I'm the first person to admit that I'm sort of flaky. But, if it's something important (and this was) I'm there. I'll blow off a class or 10, but if it's something that I need to be doing, I'm there. But people don't view me like that. I'm just a flake because I frequently flake when it's not important.
So, what makes a girl change from regular to flake? Lack of motivation.
Thoreau once said, "We need to learn to awaken ourselves and keep ourselves awake, not by mechanical aids, but by an infinite expectation of the dawn that does not forsake us, even in our soundest sleep." (that's just from mem, so the phrasing could be a little dif) I don't have that.
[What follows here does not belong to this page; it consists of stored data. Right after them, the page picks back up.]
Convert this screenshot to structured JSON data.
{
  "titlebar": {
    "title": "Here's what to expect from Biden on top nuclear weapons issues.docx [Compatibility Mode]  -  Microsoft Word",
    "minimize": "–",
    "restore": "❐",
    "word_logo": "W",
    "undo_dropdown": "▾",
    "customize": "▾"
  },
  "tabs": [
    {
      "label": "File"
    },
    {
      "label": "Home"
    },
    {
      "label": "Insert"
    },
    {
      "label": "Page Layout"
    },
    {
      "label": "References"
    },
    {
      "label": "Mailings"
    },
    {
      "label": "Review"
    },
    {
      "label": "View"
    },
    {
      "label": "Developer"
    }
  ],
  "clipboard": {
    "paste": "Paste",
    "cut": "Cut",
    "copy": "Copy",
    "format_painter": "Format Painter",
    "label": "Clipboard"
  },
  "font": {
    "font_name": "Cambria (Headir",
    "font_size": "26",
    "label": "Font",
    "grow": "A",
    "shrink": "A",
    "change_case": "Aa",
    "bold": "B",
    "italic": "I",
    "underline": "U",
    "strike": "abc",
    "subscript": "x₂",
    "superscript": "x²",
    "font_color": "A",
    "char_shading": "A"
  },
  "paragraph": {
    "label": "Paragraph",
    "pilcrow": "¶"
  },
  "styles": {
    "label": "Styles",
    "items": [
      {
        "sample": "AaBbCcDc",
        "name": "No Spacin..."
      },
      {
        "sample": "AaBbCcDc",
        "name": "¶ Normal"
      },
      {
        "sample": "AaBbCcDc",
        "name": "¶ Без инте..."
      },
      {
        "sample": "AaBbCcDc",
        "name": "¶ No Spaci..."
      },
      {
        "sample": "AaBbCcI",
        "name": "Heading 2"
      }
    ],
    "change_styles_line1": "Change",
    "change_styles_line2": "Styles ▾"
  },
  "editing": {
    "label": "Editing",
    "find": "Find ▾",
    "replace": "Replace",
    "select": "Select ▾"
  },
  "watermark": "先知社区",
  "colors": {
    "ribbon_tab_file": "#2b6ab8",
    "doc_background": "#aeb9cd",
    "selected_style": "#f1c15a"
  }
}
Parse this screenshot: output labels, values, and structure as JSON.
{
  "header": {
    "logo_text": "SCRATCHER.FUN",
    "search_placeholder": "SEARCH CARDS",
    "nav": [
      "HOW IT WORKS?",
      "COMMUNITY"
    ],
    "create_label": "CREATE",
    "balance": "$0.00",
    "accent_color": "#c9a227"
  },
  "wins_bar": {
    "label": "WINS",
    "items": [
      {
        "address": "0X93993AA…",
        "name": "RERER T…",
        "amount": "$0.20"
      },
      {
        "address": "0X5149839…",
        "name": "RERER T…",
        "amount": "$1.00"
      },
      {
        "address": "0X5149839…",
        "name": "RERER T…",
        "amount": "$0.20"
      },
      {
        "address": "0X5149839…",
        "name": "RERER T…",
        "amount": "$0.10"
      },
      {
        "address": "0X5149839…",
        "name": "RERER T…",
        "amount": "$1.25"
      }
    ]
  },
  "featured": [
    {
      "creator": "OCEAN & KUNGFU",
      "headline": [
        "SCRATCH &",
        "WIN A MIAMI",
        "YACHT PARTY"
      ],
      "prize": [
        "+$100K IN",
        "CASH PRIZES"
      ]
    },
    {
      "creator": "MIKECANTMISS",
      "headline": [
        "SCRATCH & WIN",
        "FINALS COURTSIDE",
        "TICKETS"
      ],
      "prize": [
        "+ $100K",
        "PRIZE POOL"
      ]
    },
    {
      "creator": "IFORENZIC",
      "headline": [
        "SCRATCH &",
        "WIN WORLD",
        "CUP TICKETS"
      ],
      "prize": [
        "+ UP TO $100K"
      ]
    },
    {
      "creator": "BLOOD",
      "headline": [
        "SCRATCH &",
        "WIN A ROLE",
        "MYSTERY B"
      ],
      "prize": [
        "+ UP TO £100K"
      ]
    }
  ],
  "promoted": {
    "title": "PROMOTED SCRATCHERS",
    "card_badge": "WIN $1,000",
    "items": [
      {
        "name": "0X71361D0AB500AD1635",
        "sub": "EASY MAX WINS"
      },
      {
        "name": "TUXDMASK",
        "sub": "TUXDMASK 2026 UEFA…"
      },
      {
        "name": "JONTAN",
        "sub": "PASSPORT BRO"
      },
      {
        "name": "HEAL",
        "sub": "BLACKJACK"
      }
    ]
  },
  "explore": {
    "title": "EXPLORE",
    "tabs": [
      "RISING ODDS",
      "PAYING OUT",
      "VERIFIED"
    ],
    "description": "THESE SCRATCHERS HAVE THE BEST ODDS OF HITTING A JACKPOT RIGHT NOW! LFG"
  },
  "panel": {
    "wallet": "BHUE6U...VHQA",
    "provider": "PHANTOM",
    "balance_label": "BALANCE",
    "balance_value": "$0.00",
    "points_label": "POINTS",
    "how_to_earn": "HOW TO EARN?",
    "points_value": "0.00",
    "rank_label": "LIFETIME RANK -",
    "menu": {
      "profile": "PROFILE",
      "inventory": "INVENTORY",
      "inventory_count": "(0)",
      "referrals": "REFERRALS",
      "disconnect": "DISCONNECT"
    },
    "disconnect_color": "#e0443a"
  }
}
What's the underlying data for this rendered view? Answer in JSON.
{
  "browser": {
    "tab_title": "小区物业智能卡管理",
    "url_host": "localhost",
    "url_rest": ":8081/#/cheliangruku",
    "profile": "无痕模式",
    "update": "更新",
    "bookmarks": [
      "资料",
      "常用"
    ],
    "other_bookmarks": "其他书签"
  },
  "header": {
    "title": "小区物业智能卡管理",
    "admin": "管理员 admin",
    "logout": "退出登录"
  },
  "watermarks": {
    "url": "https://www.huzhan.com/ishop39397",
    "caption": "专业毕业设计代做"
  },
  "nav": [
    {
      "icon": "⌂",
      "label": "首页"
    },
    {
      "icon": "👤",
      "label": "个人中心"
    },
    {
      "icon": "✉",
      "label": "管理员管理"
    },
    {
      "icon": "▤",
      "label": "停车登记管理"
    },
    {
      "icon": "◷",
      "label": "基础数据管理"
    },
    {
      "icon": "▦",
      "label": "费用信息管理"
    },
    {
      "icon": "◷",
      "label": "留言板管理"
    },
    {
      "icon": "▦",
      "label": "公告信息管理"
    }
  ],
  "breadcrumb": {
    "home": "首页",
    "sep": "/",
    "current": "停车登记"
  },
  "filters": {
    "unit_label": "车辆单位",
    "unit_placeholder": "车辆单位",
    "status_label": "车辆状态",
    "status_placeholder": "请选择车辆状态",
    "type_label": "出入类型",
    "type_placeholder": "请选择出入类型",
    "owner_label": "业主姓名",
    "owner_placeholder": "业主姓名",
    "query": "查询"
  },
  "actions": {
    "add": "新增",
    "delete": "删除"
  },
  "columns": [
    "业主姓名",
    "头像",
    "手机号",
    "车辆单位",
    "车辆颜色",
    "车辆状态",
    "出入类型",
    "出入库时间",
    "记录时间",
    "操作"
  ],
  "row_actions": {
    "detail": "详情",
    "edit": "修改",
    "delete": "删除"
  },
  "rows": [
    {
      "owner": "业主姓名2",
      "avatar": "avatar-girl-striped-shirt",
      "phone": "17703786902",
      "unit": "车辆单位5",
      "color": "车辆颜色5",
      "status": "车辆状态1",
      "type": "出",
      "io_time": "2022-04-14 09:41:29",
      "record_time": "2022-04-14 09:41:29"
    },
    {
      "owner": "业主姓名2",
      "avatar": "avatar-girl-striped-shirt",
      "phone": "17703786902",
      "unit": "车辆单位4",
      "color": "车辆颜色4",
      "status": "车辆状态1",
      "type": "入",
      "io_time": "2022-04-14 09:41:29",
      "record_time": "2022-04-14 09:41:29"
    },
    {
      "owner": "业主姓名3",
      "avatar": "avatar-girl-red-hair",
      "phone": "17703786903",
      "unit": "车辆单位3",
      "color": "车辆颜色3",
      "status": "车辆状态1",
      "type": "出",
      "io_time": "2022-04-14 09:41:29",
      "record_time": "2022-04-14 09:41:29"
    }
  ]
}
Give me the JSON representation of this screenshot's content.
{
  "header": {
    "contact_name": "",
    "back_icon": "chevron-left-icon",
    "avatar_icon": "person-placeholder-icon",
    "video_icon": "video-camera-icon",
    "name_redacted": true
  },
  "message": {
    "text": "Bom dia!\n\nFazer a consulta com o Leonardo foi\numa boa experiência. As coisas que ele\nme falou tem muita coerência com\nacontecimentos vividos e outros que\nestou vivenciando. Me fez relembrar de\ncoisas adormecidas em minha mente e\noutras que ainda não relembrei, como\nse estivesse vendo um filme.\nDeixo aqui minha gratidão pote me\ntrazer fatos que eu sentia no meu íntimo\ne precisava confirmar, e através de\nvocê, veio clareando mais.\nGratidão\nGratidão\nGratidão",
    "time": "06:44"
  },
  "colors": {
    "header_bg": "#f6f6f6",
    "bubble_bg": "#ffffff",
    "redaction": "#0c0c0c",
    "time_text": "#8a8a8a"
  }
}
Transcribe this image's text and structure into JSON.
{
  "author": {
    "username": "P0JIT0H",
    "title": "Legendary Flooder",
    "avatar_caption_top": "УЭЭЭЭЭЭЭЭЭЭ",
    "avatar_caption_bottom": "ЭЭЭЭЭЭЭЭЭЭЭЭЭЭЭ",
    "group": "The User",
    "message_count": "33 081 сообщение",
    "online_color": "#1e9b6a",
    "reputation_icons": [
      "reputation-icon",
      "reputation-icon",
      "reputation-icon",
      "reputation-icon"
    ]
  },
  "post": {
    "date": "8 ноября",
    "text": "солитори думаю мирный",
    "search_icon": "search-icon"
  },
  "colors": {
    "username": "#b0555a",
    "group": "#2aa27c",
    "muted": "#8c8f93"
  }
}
I don't remember the last time I got up for a reason other than an alarm going off, a phone ringing, a building on fire, a loud noise from the room next door or someone yelling at me. And I never really cared.
It's a chore for me to wake up every morning because I don't care. Nothing gets me excited anymore. I can remember motivation, I know it existed once, but it's just so gone now I can't even fathom. I don't care about my jobs, the work I do or the people I know. Will I hang out with people if they call me? Sure. Will I call them? Hell no. I know that, as someone recently put it to me, "the telephone works both ways" but I don't call. Because I don't have enough motivation to do so.
Am I telling you not to call me because I don't care about you? No, of course not. Please call me, but don't be hurt that I'm not the one doing the calling.
In short: I don't care, but if it's important, I will show up. Unless I fuck up the time, in which case, I'll be there an hour late.